Small Town Voting

Yesterday was election day in Kansas, for a lot of local offices, plus a constitutional amendment. Here’s what you can expect if you live in my area:

First, you go to the park shelter house. It’s the only voting place in the area. They don’t bother with “vote here” signs out front because everybody knows where it is already. There was a small “vote here” sign on the front door, one that you could read when you were about 5 feet away.

When you enter, you discover three election workers and, probably, no other voters. Their first question is “city or township?” If you live within the city limits, you get a different ballot than if you live outside due to things like mayor races. I’m a township.

Next, they look up your name on the big printout, and you sign, and receive your ballot. The ballots are printed on paper around here.

Now it’s time to select a voting booth. Not very hard; all four of them are free.

Then comes the tough part: voting. There are two questions on the ballot this time. First, selecting 3 candidates from the 3 that are running for the school board. (I don’t know why that’s on the ballot.) Second, voting yes or no on the constitutional amendment. That’s it. Leave the pencil in the booth, put the ballot in the box, and don’t forget your “I voted” sticker.

Elapsed time: less than 5 minutes.

I think it was getting busy as I was leaving. There was one other voter in the building.

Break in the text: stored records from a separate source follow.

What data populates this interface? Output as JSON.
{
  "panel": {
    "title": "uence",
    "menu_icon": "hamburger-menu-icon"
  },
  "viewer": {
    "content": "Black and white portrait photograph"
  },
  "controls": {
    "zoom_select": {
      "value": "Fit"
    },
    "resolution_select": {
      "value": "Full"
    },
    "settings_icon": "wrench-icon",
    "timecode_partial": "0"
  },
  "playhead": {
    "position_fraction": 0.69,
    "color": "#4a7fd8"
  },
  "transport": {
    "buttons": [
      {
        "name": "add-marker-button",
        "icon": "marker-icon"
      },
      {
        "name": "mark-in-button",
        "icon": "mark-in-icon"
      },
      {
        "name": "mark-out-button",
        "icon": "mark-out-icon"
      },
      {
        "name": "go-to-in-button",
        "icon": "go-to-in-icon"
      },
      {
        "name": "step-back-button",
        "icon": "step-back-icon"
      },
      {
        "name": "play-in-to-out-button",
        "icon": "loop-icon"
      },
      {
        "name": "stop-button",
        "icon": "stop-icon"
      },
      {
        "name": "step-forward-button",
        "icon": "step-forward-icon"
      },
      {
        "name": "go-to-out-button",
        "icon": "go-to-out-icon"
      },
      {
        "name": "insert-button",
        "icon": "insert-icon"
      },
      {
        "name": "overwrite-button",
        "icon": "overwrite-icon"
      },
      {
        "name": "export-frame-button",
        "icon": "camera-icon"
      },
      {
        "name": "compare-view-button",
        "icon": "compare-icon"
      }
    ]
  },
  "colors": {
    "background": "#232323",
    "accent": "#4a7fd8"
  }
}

2 thoughts on “Small Town Voting

  1. John, the reason they have the 3 names on the ballot is to see if any one of them needs to start carrying a firearm. The story around Tekamah was of a mayoral candidate who only got 7 votes from the 800 voters. He said he was going to start to carry a gun, he didn’t know he had that many enemies.

    Reply

    jgoerzen Reply:

    That’s the best theory I’ve heard yet.